The 10:00 a.m. traffic calendar in Clayton County State Court on Thursday was disrupted repeatedly as several arresting officers reported conflicts, training sessions or were otherwise unavailable, leading prosecutors to request resets, no-pros (nolle prosequi) and failures-to-appear across the docket.
Judge Tammy Long Hayward presided over a calendar that included arraignments, bench trials and plea offers. Throughout the morning the prosecutor, identified in the transcript as Mr. Tipton, repeatedly sounded for officers and informed the court when officers were on military leave, in training, making arrests, or unable to attend. For example, officers Arnold and Chavez were on leave; Officer Billingsley reported he was in training and asked to be scheduled as late in the calendar as possible.
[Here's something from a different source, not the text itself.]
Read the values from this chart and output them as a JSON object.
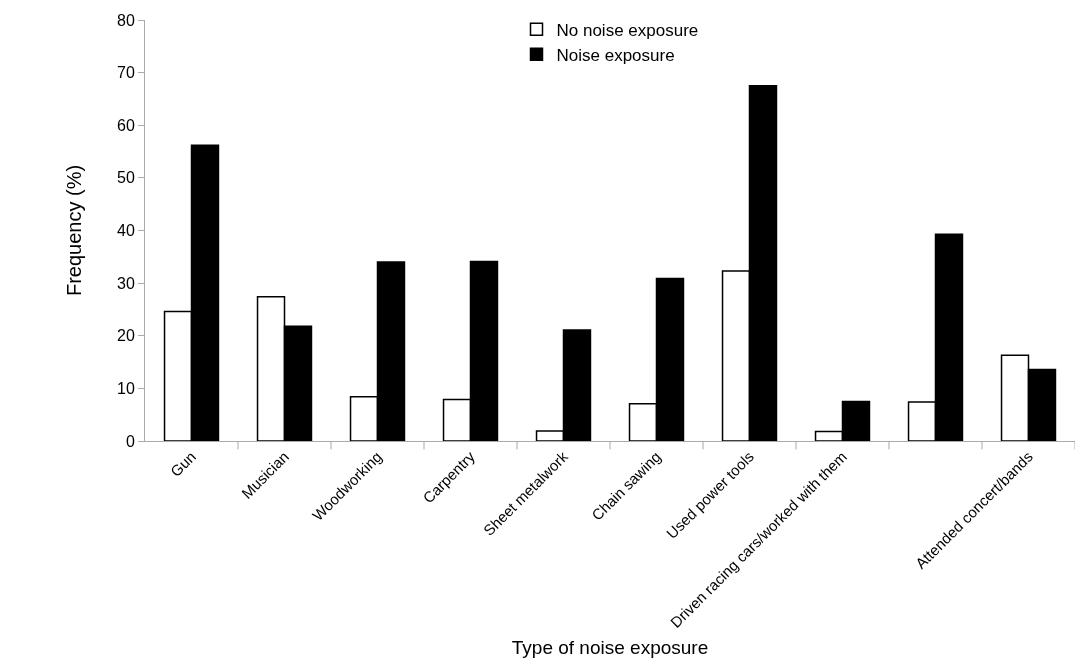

Those absences produced many administrative case outcomes: the record shows multiple no-pros and failure-to-appear notations, several plea resolutions where defendants accepted suspended fines, and multiple resets because the state could not confirm officer availability. The judge reviewed the dispositions near the end of the calendar and listed which matters were closed, reset, no-pros or pleas.
Judge Hayward asked participants with iPhones to rename their Zoom tiles with full first and last names so the court could identify who was present. The judge also repeatedly instructed defendants on their rights during arraignment and trial opportunities, and emphasized that defendants who wished counsel should request arraignment so appointed counsel could be considered.
Several defendants resolved their cases via NOLO pleas or guilty pleas with suspended fines where driving histories supported that resolution; others were given trial dates or had cases reset because the officer could not appear. Multiple defendants were excused or released after the state moved to nolle prosequi on their cases.
The transcript shows the judge urged better coordination and noted the calendar took longer than usual because of the repeated officer conflicts; she directed clerks and prosecutors to provide notices for reset dates and sentencing paperwork to defendants as needed.